Ultimately the government devoted more resources to arresting Watts’ insurgent democracy than to creating jobs and affordable housing. It did not succeed completely; Tapscott, poets such as Kamau Daaood and various black artists regrouped in Leimert Park, birthing a new renaissance centered on the World Stage, Brockman Gallery and Eso Won Bookstore.
Still, given the state’s hostility to Watts, is it any surprise that the neighborhood experienced a downward spiral? Cuts in social spending, declining home values, the hemorrhaging of jobs and the flight of middle-class African Americans deepened poverty.
Watts offers us valuable lessons as we commemorate the one-year anniversary of Michael Brown’s shooting Aug. 9 and the rebellion that pushed Ferguson, Mo., to the top of the news cycle. We should not allow footage of the Quiktrip Convenience Store in flames to obscure what has grown up in its ashes.

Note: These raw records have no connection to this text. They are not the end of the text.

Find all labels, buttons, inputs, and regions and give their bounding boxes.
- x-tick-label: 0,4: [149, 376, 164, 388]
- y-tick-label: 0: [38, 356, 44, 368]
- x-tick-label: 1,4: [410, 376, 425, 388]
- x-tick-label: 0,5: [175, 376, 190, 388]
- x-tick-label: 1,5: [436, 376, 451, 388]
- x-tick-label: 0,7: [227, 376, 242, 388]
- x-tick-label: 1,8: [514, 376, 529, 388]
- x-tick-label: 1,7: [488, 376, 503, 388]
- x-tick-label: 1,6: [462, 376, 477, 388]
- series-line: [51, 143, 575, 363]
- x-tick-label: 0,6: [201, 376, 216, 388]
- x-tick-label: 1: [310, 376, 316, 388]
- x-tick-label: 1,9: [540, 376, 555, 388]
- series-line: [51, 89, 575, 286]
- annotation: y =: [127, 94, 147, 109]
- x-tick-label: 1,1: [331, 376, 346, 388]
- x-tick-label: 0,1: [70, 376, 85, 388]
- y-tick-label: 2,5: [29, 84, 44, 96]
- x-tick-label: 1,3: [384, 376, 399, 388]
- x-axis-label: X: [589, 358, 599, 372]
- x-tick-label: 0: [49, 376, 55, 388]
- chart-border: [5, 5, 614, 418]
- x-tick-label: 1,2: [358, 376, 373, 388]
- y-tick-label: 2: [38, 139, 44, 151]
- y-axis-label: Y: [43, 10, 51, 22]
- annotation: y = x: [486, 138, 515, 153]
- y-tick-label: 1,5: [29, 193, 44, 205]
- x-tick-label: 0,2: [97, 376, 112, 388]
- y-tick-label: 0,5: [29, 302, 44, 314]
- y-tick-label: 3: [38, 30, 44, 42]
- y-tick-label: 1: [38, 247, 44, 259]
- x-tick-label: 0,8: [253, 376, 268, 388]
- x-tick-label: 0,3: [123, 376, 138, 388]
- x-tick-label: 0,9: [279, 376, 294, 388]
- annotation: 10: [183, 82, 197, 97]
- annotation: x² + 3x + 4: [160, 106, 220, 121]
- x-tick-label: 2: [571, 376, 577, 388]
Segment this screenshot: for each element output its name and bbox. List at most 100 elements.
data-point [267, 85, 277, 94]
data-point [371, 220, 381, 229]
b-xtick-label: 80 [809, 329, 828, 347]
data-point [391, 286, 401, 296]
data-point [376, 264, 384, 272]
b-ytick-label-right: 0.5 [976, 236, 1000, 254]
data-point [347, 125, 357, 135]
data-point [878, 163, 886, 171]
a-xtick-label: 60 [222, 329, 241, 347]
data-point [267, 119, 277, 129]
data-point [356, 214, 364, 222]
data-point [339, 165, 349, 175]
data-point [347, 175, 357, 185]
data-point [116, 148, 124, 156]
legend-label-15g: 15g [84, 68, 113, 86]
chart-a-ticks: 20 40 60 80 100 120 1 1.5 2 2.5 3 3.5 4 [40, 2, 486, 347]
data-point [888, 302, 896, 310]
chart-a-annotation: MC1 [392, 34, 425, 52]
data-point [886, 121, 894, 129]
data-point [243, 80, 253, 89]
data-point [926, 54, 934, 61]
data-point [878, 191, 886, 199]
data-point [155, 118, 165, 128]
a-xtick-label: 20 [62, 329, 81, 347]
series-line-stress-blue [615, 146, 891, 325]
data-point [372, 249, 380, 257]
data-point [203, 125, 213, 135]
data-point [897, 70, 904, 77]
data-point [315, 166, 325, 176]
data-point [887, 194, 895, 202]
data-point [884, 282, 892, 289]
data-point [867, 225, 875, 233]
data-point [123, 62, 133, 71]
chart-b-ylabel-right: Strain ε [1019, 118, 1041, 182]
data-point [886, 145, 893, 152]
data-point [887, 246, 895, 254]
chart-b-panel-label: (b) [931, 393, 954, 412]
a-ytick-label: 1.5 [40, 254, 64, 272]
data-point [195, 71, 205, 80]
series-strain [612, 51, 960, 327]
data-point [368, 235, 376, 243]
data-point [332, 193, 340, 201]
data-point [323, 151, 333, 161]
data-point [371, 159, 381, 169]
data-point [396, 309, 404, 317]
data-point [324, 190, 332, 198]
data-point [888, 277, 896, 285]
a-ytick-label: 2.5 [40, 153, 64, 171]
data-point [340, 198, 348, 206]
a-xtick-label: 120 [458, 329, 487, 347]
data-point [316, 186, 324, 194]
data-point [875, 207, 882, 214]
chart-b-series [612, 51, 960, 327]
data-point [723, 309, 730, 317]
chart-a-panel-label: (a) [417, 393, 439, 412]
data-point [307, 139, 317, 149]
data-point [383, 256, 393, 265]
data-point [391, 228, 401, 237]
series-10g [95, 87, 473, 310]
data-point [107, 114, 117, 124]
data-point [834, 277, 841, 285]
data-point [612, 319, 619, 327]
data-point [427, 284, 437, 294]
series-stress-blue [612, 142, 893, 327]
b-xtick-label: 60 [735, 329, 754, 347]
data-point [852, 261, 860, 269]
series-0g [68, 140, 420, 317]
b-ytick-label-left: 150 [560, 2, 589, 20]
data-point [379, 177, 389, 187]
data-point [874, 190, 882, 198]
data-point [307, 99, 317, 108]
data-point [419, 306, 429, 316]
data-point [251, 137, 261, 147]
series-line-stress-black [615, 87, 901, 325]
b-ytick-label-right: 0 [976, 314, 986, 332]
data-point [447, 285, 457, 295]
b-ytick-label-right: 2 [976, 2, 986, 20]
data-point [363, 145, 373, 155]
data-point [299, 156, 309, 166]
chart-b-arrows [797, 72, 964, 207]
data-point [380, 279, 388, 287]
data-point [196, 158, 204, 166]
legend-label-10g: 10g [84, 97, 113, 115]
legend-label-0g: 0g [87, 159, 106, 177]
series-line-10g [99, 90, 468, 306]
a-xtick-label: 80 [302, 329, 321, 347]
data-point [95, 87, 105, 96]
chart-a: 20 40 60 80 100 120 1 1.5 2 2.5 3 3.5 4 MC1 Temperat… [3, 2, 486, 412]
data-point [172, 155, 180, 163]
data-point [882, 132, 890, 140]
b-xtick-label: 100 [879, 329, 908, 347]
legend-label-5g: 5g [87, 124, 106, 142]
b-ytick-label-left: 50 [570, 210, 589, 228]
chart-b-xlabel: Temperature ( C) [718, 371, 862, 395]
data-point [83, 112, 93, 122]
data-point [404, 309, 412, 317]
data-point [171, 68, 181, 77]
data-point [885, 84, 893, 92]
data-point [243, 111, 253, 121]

Groups such as the Ferguson Response Network are doing what the people of Watts tried to do: building civil society through programs such as Books and Breakfast. Modeled on the Black Panther Party’s free breakfast program, they have created space to engage locals on social justice issues and develop new models of political education.
The fires, then and now, are not the point. The desire for a functional, free, even beautiful community existed well before the first Molotov cocktail was thrown and continued long after the last arrest.